We would all benefit from eating less sugar though! All people should aim to eat mostly foods from the five core food groups (fruit and vegetables, grains and cereals, meat and alternatives and dairy and alternatives). Junk foods (including high-sugar food and drink) should be limited because they don’t provide us with the nutrients we need and they do contain a lot of fuel (energy, kilojoules, or calories). Having more fuel than we need over a long time leads to weight gain. Being overweight is linked to 13 cancers. So although sugar is not directly linked to cancer, having too much sugar can increase the risk of cancer if it contributes to overweight.
- Consumer friendly information
There is no scientific evidence that any specific foods can cure cancer. Be very wary of products that make this claim. If there’s something you’d like to try, carefully weigh up the risks and benefits, including the cost (money and time) and whether it is replacing nutritious foods.
There is not currently evidence that nutritional supplements can prevent or cure any type of cancer. Be very cautious of anyone who is making such a claim. Many supplements do no harm, and may provide a benefit (even if this benefit is around feeling like you’re doing something good for yourself). However, some supplements can interfere with cancer treatment so it’s very important that your treatment team knows what you’re taking (including natural supplements).
To find out the potential risks and benefits of specific supplements, speak to your treating team. Trustworthy websites include Cancer Council, government websites (usually have “.gov.au” at the end) and universities. Cancer Research UK, International Agency for Research into Cancer and World Cancer Research Fund are also good sources of information (but might not always be relevant as they are not Australian).
A properly managed vegan diet can be healthy, but it does require effort and expertise to reduce the risk of malnutrition and unwanted weight-loss during treatment. Anyone considering a vegan diet should speak to an accredited practising dietitian to make sure they’re getting all the nutrients they need.
There is no evidence that following a vegan diet directly reduces your cancer risk. However, some of the features of a vegan diet are the same as the diet recommendations to reduce your risk of cancer
- Eating plenty of fruit, vegetables, legumes and wholegrains – these are high in fibre which reduces the risk of bowel cancer.
- Avoiding processed meat – processed meat is linked to an increased risk of bowel cancer
- Limit red meat – a diet high in red meat is linked to a an increased risk of bowel cancer
- Eating a plant-based diet may help to maintain a healthy weight. Being above a healthy weight is associated with an increased risk of 13 cancers. For more information, please visit the LiveLighter site.

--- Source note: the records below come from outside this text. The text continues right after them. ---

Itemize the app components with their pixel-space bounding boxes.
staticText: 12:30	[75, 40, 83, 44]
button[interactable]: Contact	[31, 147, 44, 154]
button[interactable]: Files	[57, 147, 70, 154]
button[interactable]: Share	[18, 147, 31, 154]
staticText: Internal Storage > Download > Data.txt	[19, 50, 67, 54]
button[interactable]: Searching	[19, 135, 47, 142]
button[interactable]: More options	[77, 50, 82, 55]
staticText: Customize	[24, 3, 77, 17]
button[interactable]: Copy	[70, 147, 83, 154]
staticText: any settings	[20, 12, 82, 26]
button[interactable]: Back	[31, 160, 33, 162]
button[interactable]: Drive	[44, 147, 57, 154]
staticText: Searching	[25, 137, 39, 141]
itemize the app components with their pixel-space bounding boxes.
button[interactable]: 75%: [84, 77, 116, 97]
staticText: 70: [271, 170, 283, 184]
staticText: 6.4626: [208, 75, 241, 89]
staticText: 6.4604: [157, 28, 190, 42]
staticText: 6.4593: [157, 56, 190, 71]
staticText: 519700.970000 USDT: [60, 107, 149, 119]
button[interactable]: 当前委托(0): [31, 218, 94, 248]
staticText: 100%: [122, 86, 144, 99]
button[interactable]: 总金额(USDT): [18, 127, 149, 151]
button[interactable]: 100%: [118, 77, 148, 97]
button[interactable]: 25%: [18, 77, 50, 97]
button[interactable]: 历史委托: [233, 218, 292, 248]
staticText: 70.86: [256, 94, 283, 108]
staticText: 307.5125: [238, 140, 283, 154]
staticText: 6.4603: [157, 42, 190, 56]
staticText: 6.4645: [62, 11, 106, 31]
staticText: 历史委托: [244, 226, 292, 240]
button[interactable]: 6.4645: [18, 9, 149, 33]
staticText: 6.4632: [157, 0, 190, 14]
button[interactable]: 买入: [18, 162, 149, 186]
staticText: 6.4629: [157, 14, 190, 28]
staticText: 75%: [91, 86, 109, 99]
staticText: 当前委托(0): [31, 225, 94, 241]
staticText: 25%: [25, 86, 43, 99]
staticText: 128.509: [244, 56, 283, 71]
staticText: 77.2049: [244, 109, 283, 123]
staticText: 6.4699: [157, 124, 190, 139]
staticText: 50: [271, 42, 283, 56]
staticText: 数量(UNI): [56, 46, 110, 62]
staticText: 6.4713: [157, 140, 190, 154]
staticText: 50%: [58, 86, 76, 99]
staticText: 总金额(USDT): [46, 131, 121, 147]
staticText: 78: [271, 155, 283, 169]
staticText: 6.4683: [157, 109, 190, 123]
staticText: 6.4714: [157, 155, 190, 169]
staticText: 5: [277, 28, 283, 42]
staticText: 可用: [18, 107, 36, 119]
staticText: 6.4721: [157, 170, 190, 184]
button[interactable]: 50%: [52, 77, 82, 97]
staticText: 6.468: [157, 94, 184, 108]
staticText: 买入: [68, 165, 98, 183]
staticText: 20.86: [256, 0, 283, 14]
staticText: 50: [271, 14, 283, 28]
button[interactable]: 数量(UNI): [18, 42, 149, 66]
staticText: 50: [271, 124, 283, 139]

Only 5% of Australian adults are eating enough vegetables. Try our top tips to get more on your plate
- Add vegies to breakfast. Try avocado or baked beans on toast, add mushrooms to an omelette or grated carrot to your porridge
- Try vegie sticks and dip as your go-to snack
- Bulk up mince dishes by adding a tin of lentils and grated zucchini
- Always include a side salad or cooked vegies with dinner
- Try a vegetarian meal at least once a week
Visit LiveLighter for more information, recipes and practical tips about healthy eating.
High doses of vitamin C (either in a tablet for or injected) have not been shown to
- Reduce cancer risk
- Treat cancer or
- Reduce the side effects of cancer or cancer treatment
High dose vitamin C can interfere with some treatments. It’s very important o let your treating team know if you are thinking of trying this.